Keywords: Spring AMQP | RabbitMQ | Authentication Error | ACCESS_REFUSED | User Permissions
Abstract: This article provides a comprehensive analysis of ACCESS_REFUSED authentication errors when integrating Spring AMQP with RabbitMQ 3.3.5, explains RabbitMQ 3.3.x security restrictions for guest users, offers solutions through management interface and command-line configuration, and includes complete code examples and configuration instructions.
Problem Background and Error Analysis
When integrating Spring AMQP with RabbitMQ 3.3.5, developers commonly encounter the following authentication error:
org.springframework.amqp.AmqpAuthenticationException:
com.rabbitmq.client.AuthenticationFailureException:
ACCESS_REFUSED - Login was refused using authentication mechanism PLAINThe root cause is clearly visible in the error logs:
{handshake_error,starting,0,
{amqp_error,access_refused,
"PLAIN login refused: user 'guest' can only connect via localhost",
'connection.start_ok'}}RabbitMQ 3.3.x Security Mechanism Analysis
Starting from version 3.3.x, RabbitMQ has enhanced its security policies. The default guest user can only connect via localhost. This measure prevents unauthorized remote access and strengthens system security. Even if developers set [{rabbit, [{loopback_users, []}]}]. in the configuration file, the localhost restriction for the guest user remains in effect.

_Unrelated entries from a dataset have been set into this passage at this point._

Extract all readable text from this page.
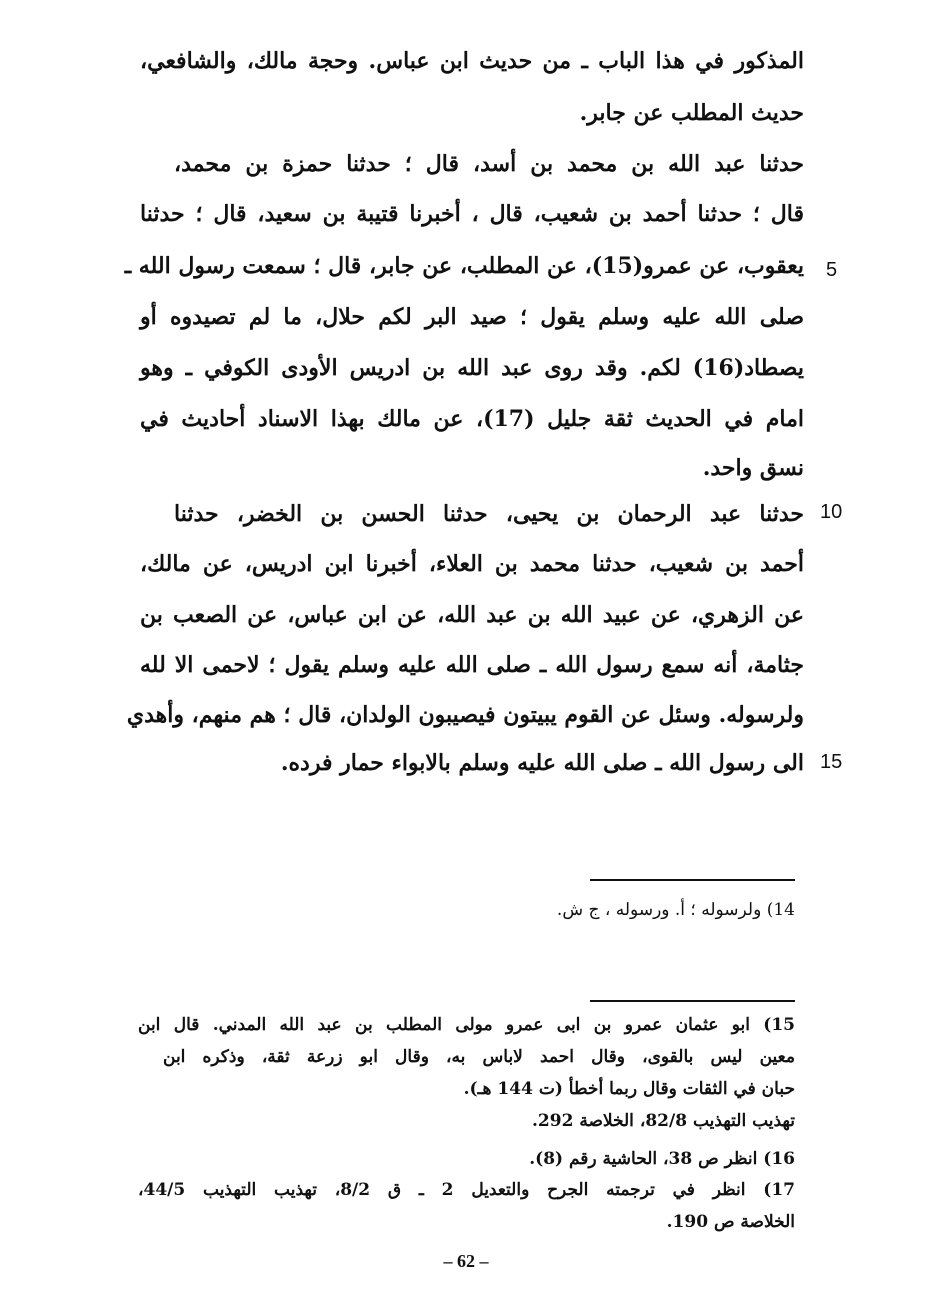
المذكور في هذا الباب ـ من حديث ابن عباس. وحجة مالك، والشافعي،
حديث المطلب عن جابر.
حدثنا عبد الله بن محمد بن أسد، قال ؛ حدثنا حمزة بن محمد،
قال ؛ حدثنا أحمد بن شعيب، قال ، أخبرنا قتيبة بن سعيد، قال ؛ حدثنا
يعقوب، عن عمرو(15)، عن المطلب، عن جابر، قال ؛ سمعت رسول الله ـ
صلى الله عليه وسلم يقول ؛ صيد البر لكم حلال، ما لم تصيدوه أو
يصطاد(16) لكم. وقد روى عبد الله بن ادريس الأودى الكوفي ـ وهو
امام في الحديث ثقة جليل (17)، عن مالك بهذا الاسناد أحاديث في
نسق واحد.
حدثنا عبد الرحمان بن يحيى، حدثنا الحسن بن الخضر، حدثنا
أحمد بن شعيب، حدثنا محمد بن العلاء، أخبرنا ابن ادريس، عن مالك،
عن الزهري، عن عبيد الله بن عبد الله، عن ابن عباس، عن الصعب بن
جثامة، أنه سمع رسول الله ـ صلى الله عليه وسلم يقول ؛ لاحمى الا لله
ولرسوله. وسئل عن القوم يبيتون فيصيبون الولدان، قال ؛ هم منهم، وأهدي
الى رسول الله ـ صلى الله عليه وسلم بالابواء حمار فرده.
5
10
15
14) ولرسوله ؛ أ. ورسوله ، ج ش.
15) ابو عثمان عمرو بن ابى عمرو مولى المطلب بن عبد الله المدني. قال ابن
معين ليس بالقوى، وقال احمد لاباس به، وقال ابو زرعة ثقة، وذكره ابن
حبان في الثقات وقال ربما أخطأ (ت 144 هـ).
تهذيب التهذيب 82/8، الخلاصة 292.
16) انظر ص 38، الحاشية رقم (8).
17) انظر في ترجمته الجرح والتعديل 2 ـ ق 8/2، تهذيب التهذيب 44/5،
الخلاصة ص 190.
– 62 –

Solution 1: Creating New Users via Management Interface
This is the most direct and effective solution, with the following specific steps:
- Access the RabbitMQ management interface:
http://localhost:15672/#/users - Log in using default credentials guest/guest
- Create a new user in the user management page
- Assign appropriate permissions and virtual host access for the new user
- Use the newly created user credentials in Spring configuration
Spring Configuration Update Example
Update the Spring configuration file to use the newly created user credentials:
<rabbit:connection-factory id="rabbitConnFactory"
virtual-host="/"
username="newUser"
password="newPassword"
port="5672"/>Solution 2: Command Line Configuration
For environments without web interface access, users can be created via RabbitMQ command-line tools:
rabbitmqctl add_user YOUR_USERNAME YOUR_PASSWORD
rabbitmqctl set_user_tags YOUR_USERNAME administrator
rabbitmqctl set_permissions -p / YOUR_USERNAME ".*" ".*" ".*"These three commands respectively accomplish: user creation, administrator role assignment, and virtual host permission configuration.
Code Implementation Details
In the message sender implementation, ensure proper injection and usage of AmqpTemplate:
@Component("messageSender")
public class RmqMessageSender {
@Autowired
AmqpTemplate rabbitTemplate;
public void submitToRMQ(String orderId) {
try {
rabbitTemplate.convertAndSend("Hello World");
} catch (Exception e) {
LOGGER.error(e.getMessage());
}
}
}Dependency Version Compatibility
Ensure the Spring AMQP version used is compatible with the RabbitMQ server version:
<dependency>
<groupId>org.springframework.amqp</groupId>
<artifactId>spring-rabbit</artifactId>
<version>1.3.6.RELEASE</version>
</dependency>Best Practice Recommendations
1. Avoid using guest users in production environments
2. Create separate users and permissions for different applications
3. Regularly update user passwords and permission settings
4. Monitor RabbitMQ log files for detailed error information
Conclusion
The security enhancements in RabbitMQ 3.3.x require developers to create new user accounts to replace the default guest user. By creating new users with appropriate permissions through the management interface or command-line tools and updating the corresponding connection factory configuration in Spring, the ACCESS_REFUSED authentication error can be effectively resolved.